Gabriel dit encore: « Dieu est celui qui sait et qui entend. » (Cor. Sur. XL, vers. 58.)
Il ajouta : « Réponds aux Juifs et dis-leur les paroles de Dieu. Qu’est-ce qui est plus grand, de créer les cieux et les terres, ou de créer le Deddjàl, qui est une de mes créations ? Je puis le préserver du Deddjàl, toi et ton peuple, mais la plus grande partie des hommes ne savent pas. » (Cor. Sur. XL, vers. 59.)

Les amis du prophète lui demandèrent : Comment sera l'histoire du Deddjàl et à quelle époque paraîtra-t-il ?
Le prophète répondit : Il paraîtra lorsque Gog et Magog feront un trou à la muraille de Dsou’l-Qarnaïn et qu'ils se répandront dans le monde. Ce sera l’époque du jour du jugement. Tous les insensés et les magiciens qui se trouveront dans le monde seront avec le Deddjàl. Il aura un âne aussi grand que lui.

A la droite du Deddjàl marchera une étendue de quarante parasanges de terrain remplie de bosquets, d’eaux courantes et de gazon. Toutes ces choses, telles que nous venons de les décrire, marcheront avec le Deddjàl et l'accompagneront partout où il ira. Les hommes sauront que tout ce qu’il y a dans le monde de pierres précieuses, de pierres, de vases de terre, et autres choses semblables, marcheront avec le Deddjàl, qui dira : Ces quarante parasanges de terrain sont mon paradis. Ses disciples et ses serviteurs les habiteront.
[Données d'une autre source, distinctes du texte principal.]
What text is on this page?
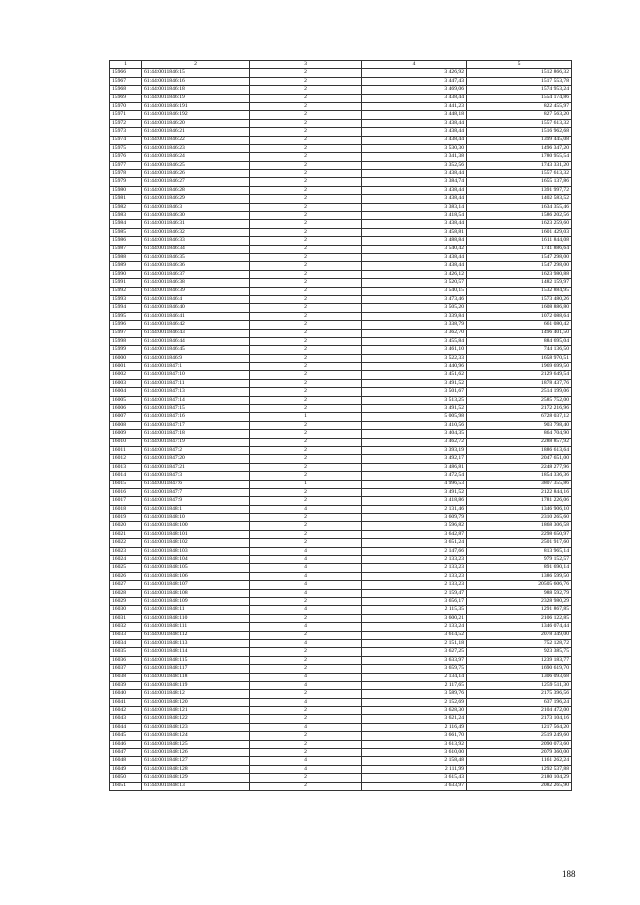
1	2	3	4	5
15966	61:44:0011846:15	2	3 426,92	1512 866,32
15967	61:44:0011846:16	2	3 447,43	1517 553,78
15968	61:44:0011846:18	2	3 469,06	1574 953,24
15969	61:44:0011846:19	2	3 438,44	1554 174,86
15970	61:44:0011846:191	2	3 441,23	822 455,97
15971	61:44:0011846:192	2	3 448,18	827 563,20
15972	61:44:0011846:20	2	3 438,44	1557 613,32
15973	61:44:0011846:21	2	3 438,44	1516 962,68
15974	61:44:0011846:22	2	3 438,44	1399 445,08
15975	61:44:0011846:23	2	3 530,30	1496 347,20
15976	61:44:0011846:24	2	3 341,38	1780 955,54
15977	61:44:0011846:25	2	3 352,56	1743 331,20
15978	61:44:0011846:26	2	3 438,44	1557 613,32
15979	61:44:0011846:27	2	3 384,74	1655 137,86
15980	61:44:0011846:28	2	3 438,44	1391 997,72
15981	61:44:0011846:29	2	3 438,44	1402 583,52
15982	61:44:0011846:3	2	3 383,14	1634 355,46
15983	61:44:0011846:30	2	3 418,54	1586 202,56
15984	61:44:0011846:31	2	3 438,44	1623 259,60
15985	61:44:0011846:32	2	3 458,81	1601 429,03
15986	61:44:0011846:33	2	3 488,84	1611 844,08
15987	61:44:0011846:34	2	3 540,42	1741 886,64
15988	61:44:0011846:35	2	3 438,44	1547 298,00
15989	61:44:0011846:36	2	3 438,44	1547 298,00
15990	61:44:0011846:37	2	3 426,12	1623 980,88
15991	61:44:0011846:38	2	3 520,57	1482 159,97
15992	61:44:0011846:39	2	3 540,15	1532 884,95
15993	61:44:0011846:4	2	3 473,46	1573 480,26
15994	61:44:0011846:40	2	3 505,20	1608 886,80
15995	61:44:0011846:41	2	3 339,84	1072 088,64
15996	61:44:0011846:42	2	3 338,79	661 080,42
15997	61:44:0011846:43	2	3 362,70	1496 401,50
15998	61:44:0011846:44	2	3 455,84	884 695,04
15999	61:44:0011846:45	2	3 461,10	744 136,50
16000	61:44:0011846:9	2	3 522,33	1658 970,51
16001	61:44:0011847:1	2	3 440,96	1969 699,50
16002	61:44:0011847:10	2	3 451,62	2129 649,54
16003	61:44:0011847:11	2	3 491,52	1878 437,76
16004	61:44:0011847:13	2	3 501,67	2514 199,06
16005	61:44:0011847:14	2	3 513,25	2585 752,00
16006	61:44:0011847:15	2	3 491,52	2172 216,96
16007	61:44:0011847:16	1	5 005,98	6728 037,12
16008	61:44:0011847:17	2	3 410,56	903 798,40
16009	61:44:0011847:18	2	3 404,35	864 704,90
16010	61:44:0011847:19	2	3 462,72	2288 857,92
16011	61:44:0011847:2	2	3 393,19	1886 613,64
16012	61:44:0011847:20	2	3 492,17	2047 651,00
16013	61:44:0011847:21	2	3 486,81	2248 277,96
16014	61:44:0011847:3	2	3 472,54	1854 336,36
16015	61:44:0011847:6	1	4 996,53	3807 355,86
16016	61:44:0011847:7	2	3 491,52	2122 844,16
16017	61:44:0011847:9	2	3 418,86	1781 226,06
16018	61:44:0011848:1	4	2 131,46	1346 906,10
16019	61:44:0011848:10	2	3 609,79	2310 265,60
16020	61:44:0011848:100	2	3 596,82	1868 306,58
16021	61:44:0011848:101	2	3 642,87	2298 650,97
16022	61:44:0011848:102	2	3 651,24	2501 917,60
16023	61:44:0011848:103	4	2 147,66	813 965,14
16024	61:44:0011848:104	4	2 133,23	979 152,57
16025	61:44:0011848:105	4	2 133,23	891 690,14
16026	61:44:0011848:106	4	2 133,23	1386 599,50
16027	61:44:0011848:107	4	2 133,23	20505 606,76
16028	61:44:0011848:108	4	2 159,47	988 592,79
16029	61:44:0011848:109	2	3 656,17	2328 980,29
16030	61:44:0011848:11	4	2 115,35	1291 867,85
16031	61:44:0011848:110	2	3 600,21	2106 122,85
16032	61:44:0011848:111	4	2 133,24	1346 074,44
16033	61:44:0011848:112	2	3 614,52	2078 349,00
16034	61:44:0011848:113	4	2 151,18	752 128,72
16035	61:44:0011848:114	2	3 627,25	923 385,75
16036	61:44:0011848:115	2	3 633,97	1239 183,77
16037	61:44:0011848:117	2	3 659,75	1690 619,70
16038	61:44:0011848:118	4	2 134,14	1306 093,68
16039	61:44:0011848:119	4	2 117,65	1259 511,30
16040	61:44:0011848:12	2	3 589,76	2175 396,56
16041	61:44:0011848:120	4	2 152,69	637 196,24
16042	61:44:0011848:121	2	3 628,30	2104 472,00
16043	61:44:0011848:122	2	3 621,24	2173 104,16
16044	61:44:0011848:123	4	2 116,49	1217 564,20
16045	61:44:0011848:124	2	3 661,70	2519 249,60
16046	61:44:0011848:125	2	3 613,92	2090 073,60
16047	61:44:0011848:126	2	3 610,00	2079 360,00
16048	61:44:0011848:127	4	2 158,48	1161 262,24
16049	61:44:0011848:128	4	2 111,99	1292 537,88
16050	61:44:0011848:129	2	3 615,43	2180 104,29
16051	61:44:0011848:13	2	3 633,97	2082 265,90
188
Il y aura aussi à la gauche du Deddjàl des déserts, des nuages, des ténèbres, et d’autres choses semblables, et toutes les choses hideuses qui se trouvent dans l’enfer ; et le Deddjàl (que Dieu le maudisse !) dira : Ceci est mon enfer.
Or il semblera aux yeux des hommes que toutes ces ténèbres qui marcheront avec le Deddjàl soient de véritables ténèbres, afin que le cœur des hommes se brise, qu'ils se plient aux ordres et aux défenses du Deddjàl, qu’ils les suivent et qu’ils lui obéissent. L’âne sur lequel sera assis le Deddjàl aura une taille si grande, que mille de ces hommes pervers et insensés qui suivent le Deddjàl marcheront à l'ombre formée par ses oreilles.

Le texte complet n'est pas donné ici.